In the AI chip sector, Nvidia’s GPUs remain the preferred choice for cloud service providers, but competition from ASIC chips is intensifying. Alphabet’s Ironwood TPU and Amazon’s Trainium3 are notable examples. With better performance-cost ratios and cost advantages, ASICs are attracting increasing in-house development from hyperscale enterprises.

HSBC expects ASIC’s share of cloud service providers’ capital expenditures to rise from 2% in 2023 to 13% by 2027. While external chip sales may not contribute substantially to financial statements until 2027, the 2026 discussions about orders and technology agreements will influence valuations. Nvidia’s recent licensing agreement with Groq is seen as a positive move to address the trend of declining inference costs.

Competition among frontier AI foundation models is entering a shakeout phase. HSBC believes the high sunk costs will rationalize the market, ultimately leading to an oligopolistic structure dominated by a few giants, with co-existing smaller specialists. Currently, open-source/open-weight models are rapidly catching up with closed-source models, with the gap now shortened to about three months.
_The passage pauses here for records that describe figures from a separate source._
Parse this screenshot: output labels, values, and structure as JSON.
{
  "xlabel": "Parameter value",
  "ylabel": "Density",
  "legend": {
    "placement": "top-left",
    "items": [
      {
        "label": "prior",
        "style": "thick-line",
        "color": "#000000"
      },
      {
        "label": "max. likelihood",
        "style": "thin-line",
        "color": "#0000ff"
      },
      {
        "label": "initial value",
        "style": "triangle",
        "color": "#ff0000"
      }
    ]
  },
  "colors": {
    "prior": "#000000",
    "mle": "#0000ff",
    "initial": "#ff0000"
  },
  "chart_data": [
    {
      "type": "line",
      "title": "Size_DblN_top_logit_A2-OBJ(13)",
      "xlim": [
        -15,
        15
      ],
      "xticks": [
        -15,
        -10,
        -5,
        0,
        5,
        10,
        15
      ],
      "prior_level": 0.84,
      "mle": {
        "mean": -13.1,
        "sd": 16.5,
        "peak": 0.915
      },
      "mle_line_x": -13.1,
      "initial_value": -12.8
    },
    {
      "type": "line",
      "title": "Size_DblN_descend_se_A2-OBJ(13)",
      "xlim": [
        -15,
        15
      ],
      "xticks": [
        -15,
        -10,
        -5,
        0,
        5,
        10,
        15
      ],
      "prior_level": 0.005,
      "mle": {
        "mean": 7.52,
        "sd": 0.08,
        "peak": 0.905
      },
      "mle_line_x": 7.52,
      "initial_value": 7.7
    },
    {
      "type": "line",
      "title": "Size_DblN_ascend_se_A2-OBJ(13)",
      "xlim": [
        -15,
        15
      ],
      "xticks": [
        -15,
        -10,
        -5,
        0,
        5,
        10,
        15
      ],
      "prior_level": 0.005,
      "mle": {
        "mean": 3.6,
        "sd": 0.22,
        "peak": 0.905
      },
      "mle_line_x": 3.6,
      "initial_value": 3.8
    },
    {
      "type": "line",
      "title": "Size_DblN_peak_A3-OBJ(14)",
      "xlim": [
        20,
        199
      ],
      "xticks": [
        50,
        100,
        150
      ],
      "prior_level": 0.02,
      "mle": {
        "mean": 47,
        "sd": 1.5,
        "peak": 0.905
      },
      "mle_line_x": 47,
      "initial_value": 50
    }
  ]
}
Gemini’s smart growth rate has exceeded ChatGPT. The focus for 2026 will be premium model monetization and commercialization of AI advertising. HSBC predicts that AI chat advertising will account for 2% of digital ad spending by 2030.

AI Integration & Form Factor Innovation in End Hardware

2026 is viewed as the pivotal year for integrating AI into smartphones, and also marks the inaugural year for new hardware to challenge traditional platforms. Apple is expected to greatly enhance AI capabilities in its hardware in 2026-2027, including an upgraded Siri and possibly a foldable or 20th anniversary edition iPhone.

Smart glasses are seen as important carriers for unleashing the power of large AI models. Meta’s partnership with EssilorLuxottica currently leads the market, while Samsung, Google, Apple and Amazon all have related product plans for release in 2026-2027. These devices are expected to partially replace smartphone functions through voice dialogue and contextual information capture.